PÖK Kampı

17 4 0
                                    

İzumi'nin dilinden:

-Ah ah girdi girdi.

-Kitabın arkasına saklan.

-Acaba bize bakar mı?

-Baku-chan bize niye baksın ki? Bakmaz bence.

Pfffff. Şu arkamdaki kızlarda amma baş belası. Sabahtan beri kikirdeşip duruyolar.

-Ayh. Bana baktı! BAKTI!!

Kikikikikiri de kikikikiri. Allahım yaa insanın hiç mi gururu olmaz.

Sınıftaki gürültü, ders saati yaklaştıkça artarken, arkandaki kızlarda iyice dayanılmaz hale gelmişti. Kalkıp gitmeyede çok üşeniyodum.

Belki de onları def etmenin zamanı geldi.

-Hey! Beşiniz susucak mısınız?

Evet. Tek başıma beş kişiye karşı meydan okuyabilirim. Bu sorun değil.

Kızlar susup bana baktı. Sonra sarışın bir kız bana cevap verdi.

-Niye susalım ki? Senin keyfinin kahyası mıyız?

-Evet aynen öyle Valac. Ve eğer susmazsan seni susturmasını bilirim. Başım ağrıdı artık. Kikirdemeyi kesin.

Valac ateş saçan gözlerle bana bakıyordu. Bütün sınıfta bize. En sonunda ayağa kalktı.

Tanrım. Bir daha bana bulaşmaması gerektiğini öğretmek için, ne yapmam gerek?

-Beni nasıl susturacağını merak ediyorum doğrusu.

Bende ayağa kalktım. Sonra hızlıca bir ayağımı kaldırıp tam onun önündeki masaya koydum. Bir elimle de, bi tane küçük bi tabanca çıkarıp, kızın yüzüne hedef aldım. Diğer elimle ise, yanağıma destek yapıp gülümsedim.

-Pardon? Duyamadım da....

Beni tanıyan her insan evladı, yolda bana sataşan her canlının kafasını çekinmeden mermiyle doldurduğumu bilirdi. Şu anda bütün erkeklerin bana bakıyor olması bile sorun değildi, çünkü yaklaşan olursa, daha doğrusu yaklaşmaya cesaret eden bir orangutan beyinli olursa mahvedeceğimi bilirdi.

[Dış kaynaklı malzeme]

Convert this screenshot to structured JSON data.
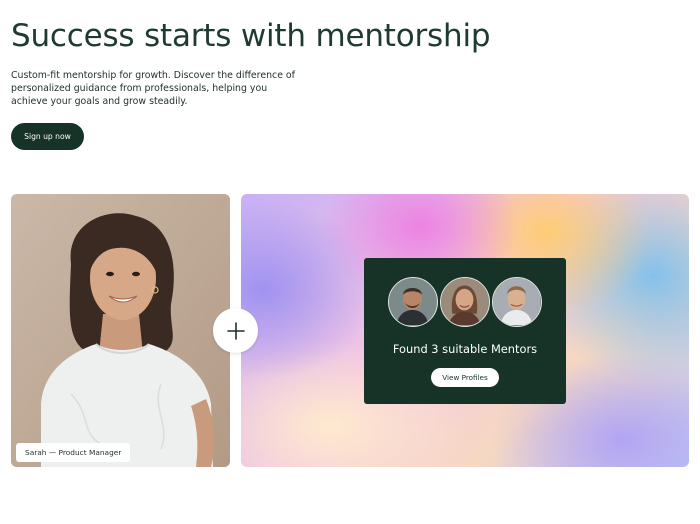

-İ-İzumi! Sakin ol. Herkes sana bakıyo!

İzuku'ya baktım. Bu çocuk olmasaydı, şu anda sınıftakilerin hepsinin cesetlerini arkamda bırakmıştım orası kesin!

Silahı geri cebime tıkıp, ayağımı indirdim. Sonrada saçımı savurup, sırama oturdum. Şımarık kızlara cidden tahammülüm yoktu ama, İzuku daha önemli!

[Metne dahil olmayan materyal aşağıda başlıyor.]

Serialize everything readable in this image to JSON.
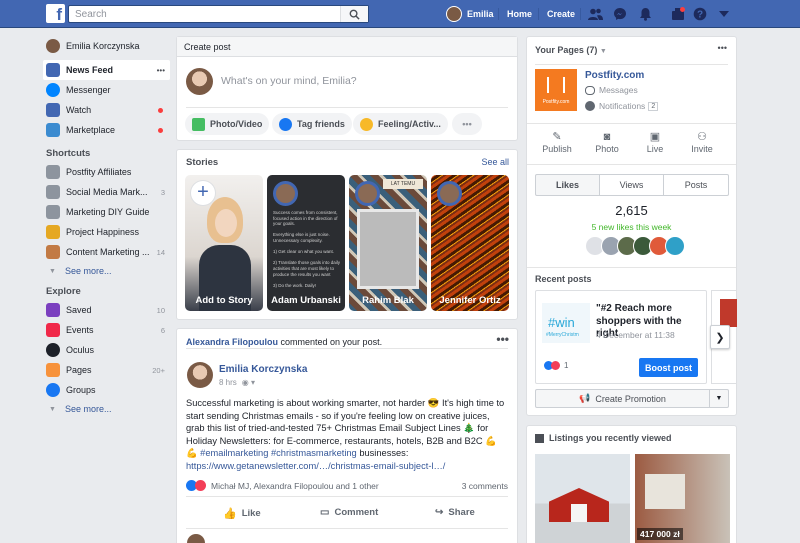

İyiki yerime oturmuşum. Çünkü tam o sırada Awizava-sensei sınıfa girdi. Kendisi sınıf öğretmenimiz olur. Kendisini seven bir kişi çıkarsa, on beş mermi yerim. Bizi atmak için sürekli bahane arıyo zaten. Niye şu ana kadar Valac'ı atmadı merak ediyorum.

-Sensei! Matematik sonuçları mı geldi?

Sensei'nin elinde bir tomar kağıt vardı. Ki bunların matematik sonuçları olduğunu sanmıyorum. Çünkü sınavı daha iki gün önce yaptık. Sensei sınav okumada hiç bi zaman bu kadar hızlı olmamıştı.

Awizava-sensei cevap olarak, sadece kağıtları biraz kaldırdı. O an sınıfta bi ölüm sessizliği oluştu.

PÖK verileri.........

Yoksa.....

-Se-seçimler yapıldı mı?

Herkesin gözleri şoktan açılmıştı. Kaccan bile ürkmüş görünüyordu.